The UNWTO launched a Global Survey of Climate Action in Tourism in July in collaboration with ATTA and the UN Framework Convention on Climate Change. It includes specific versions for different destinations, accommodation providers, transport providers, associations, and tour operators.
This is a first-time attempt to map climate action across the sector to determine where there are gaps and what support the industry requires going forward. It also identifies the best practices.
Narracott stated that it is difficult to bring together a diverse and fragmented industry like tourism around a common goal, but that there has been more momentum in the last 18 months in terms of commitments at all levels of tourism.
While it is certainly happening, it is not as well-publicized as it should be.
Not just another pledge
Tourism Declares will use the survey results to create a series blueprints for hotels and tour operators. These blueprints will be made public and will be available for free in time for this fall's United Nations Climate Change Conference (COP26).
Narracott stated that the group plans to publish the Glasgow Declaration by then. It will not be a pledge but a public commitment by each signatory to adhere to the Paris Agreement to reduce emissions by 50% by 2030 and to file a climate action plan within one year.
Narracot confirmed that many household names from the travel industry would sign, which will be revealed in the Fall.
It is clear that global tourism cannot afford to slow down on climate action. This is even in the face of a crisis. According to the IPCC report, a mere 7 percent reduction in emissions was achieved by the world stopping its travels during a pandemic year.
This small amount demonstrates the severity of the climate crisis. It is why, as tourism recovers from the pandemic, climate action must be given to all sectors simultaneously.
Net zero by 2030 is a must if we are to avoid higher 2C global warming. This is according to the IPCC. The stakeholders in the travel industry across all sectors should prioritize measuring, reporting, and setting science-based goals. To find the best climate solution for their destination and their natural environment, they must collaborate across continents and borders.
We are witnessing a moment of change
Even though it is late to the party, there is momentum for change within the industry. It is also inevitable that governments and tourism companies will be held more accountable for climate change and emissions.
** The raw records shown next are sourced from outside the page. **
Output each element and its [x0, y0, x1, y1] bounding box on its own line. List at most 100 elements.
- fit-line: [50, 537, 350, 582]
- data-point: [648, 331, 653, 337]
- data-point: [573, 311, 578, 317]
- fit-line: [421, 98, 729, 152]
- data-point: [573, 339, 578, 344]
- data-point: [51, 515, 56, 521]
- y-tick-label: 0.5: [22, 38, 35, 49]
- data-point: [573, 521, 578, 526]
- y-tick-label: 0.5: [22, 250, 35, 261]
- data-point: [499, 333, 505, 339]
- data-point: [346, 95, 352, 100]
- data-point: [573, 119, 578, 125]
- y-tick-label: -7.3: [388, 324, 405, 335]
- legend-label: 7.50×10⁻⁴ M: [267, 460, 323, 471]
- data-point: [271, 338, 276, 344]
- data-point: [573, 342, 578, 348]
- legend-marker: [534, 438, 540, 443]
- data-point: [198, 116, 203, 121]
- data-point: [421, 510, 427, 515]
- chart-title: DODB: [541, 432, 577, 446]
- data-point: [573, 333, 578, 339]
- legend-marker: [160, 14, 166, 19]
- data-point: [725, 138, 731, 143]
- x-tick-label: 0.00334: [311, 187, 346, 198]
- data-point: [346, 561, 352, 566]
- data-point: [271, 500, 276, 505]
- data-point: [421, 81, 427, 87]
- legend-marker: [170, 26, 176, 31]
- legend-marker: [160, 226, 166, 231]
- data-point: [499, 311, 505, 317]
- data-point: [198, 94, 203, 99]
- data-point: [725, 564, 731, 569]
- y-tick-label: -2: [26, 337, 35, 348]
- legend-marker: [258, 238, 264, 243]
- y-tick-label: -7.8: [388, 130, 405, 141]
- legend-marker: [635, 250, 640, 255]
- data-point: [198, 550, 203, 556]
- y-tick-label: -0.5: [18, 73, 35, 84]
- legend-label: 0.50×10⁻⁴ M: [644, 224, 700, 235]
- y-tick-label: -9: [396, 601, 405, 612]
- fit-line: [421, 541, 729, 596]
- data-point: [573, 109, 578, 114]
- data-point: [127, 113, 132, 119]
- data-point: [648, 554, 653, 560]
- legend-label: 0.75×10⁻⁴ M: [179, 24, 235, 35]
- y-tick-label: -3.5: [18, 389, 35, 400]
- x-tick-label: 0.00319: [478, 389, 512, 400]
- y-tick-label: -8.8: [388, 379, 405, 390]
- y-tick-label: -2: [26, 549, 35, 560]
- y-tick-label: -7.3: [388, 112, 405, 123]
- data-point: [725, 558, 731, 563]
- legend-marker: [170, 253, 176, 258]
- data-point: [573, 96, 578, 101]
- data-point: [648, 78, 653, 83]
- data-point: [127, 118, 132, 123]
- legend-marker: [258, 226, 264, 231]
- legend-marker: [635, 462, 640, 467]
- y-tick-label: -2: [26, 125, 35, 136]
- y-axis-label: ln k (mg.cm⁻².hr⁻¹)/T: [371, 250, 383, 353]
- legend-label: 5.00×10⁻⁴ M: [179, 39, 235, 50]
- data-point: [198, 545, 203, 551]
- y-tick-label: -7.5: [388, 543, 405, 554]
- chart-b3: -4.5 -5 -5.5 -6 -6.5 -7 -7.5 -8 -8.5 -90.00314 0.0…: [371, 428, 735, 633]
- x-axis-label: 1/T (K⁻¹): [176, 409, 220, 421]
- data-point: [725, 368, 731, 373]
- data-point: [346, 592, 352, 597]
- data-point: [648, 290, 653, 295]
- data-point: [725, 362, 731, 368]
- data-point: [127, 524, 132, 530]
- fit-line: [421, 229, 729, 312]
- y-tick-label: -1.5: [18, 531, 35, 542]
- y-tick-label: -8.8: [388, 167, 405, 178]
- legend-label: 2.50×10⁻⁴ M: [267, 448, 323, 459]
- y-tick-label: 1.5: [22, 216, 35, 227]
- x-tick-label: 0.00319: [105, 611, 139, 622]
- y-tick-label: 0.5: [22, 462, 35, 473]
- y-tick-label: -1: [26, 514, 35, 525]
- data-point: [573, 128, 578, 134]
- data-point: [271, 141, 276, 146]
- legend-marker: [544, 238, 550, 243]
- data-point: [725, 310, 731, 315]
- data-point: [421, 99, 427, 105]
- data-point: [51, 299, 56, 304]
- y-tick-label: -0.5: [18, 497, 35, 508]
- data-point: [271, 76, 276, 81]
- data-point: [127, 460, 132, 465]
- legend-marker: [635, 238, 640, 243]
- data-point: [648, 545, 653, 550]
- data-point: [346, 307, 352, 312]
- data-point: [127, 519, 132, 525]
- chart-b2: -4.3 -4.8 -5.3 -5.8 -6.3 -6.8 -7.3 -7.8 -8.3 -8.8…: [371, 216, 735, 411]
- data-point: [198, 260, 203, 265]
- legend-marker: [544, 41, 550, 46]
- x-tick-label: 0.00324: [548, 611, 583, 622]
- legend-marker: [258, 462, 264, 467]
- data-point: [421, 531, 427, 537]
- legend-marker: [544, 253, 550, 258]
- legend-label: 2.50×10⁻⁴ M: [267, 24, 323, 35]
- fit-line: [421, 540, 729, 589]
Although the IPCC placed the burden of responsibility primarily on G-20 countries meeting this Fall, in many regions of the globe, the private sector of tourism has a significant influence on shaping government and industry policies. This allows them to build bridges faster to solve climate problems.
It is a good thing that marketing has shifted to sustainable and regenerative tourism. It cannot be confused with the need to address climate change. All efforts to manage sustainable tourism will be thrown out the window if the environment crisis worsens.
It is essential that all voices are included in crafting climate solutions for tourism. Indigenous peoples, women, and people of color are the ones most affected by the climate crisis.
Lucero stated that there is a lot of South American companies taking climate action, especially in the hospitality sector. However, these voices have not been heard or included in mainstream discussions up until now.
These dire scenarios, which are outlined in the sixth IPCC assessment report, are not only scientifically proven but also unambiguous. They should be used to push the entire travel industry to identify how it can decarbonize across its sectors and to commit to doing so consistently and aggressively by 2030.
In the meantime, climate catastrophes continue to unfold. Travels are reopening amid Covid heatwaves. Fires in Greece, Turkey, and Chile are sending residents and tourists fleeing. Ski companies in Chile are now back manufacturing snow amid yet another year of drought.
As is the next climate catastrophe, so is the next pandemic. Tourism has nine years to protect its future, but that is not yet certain.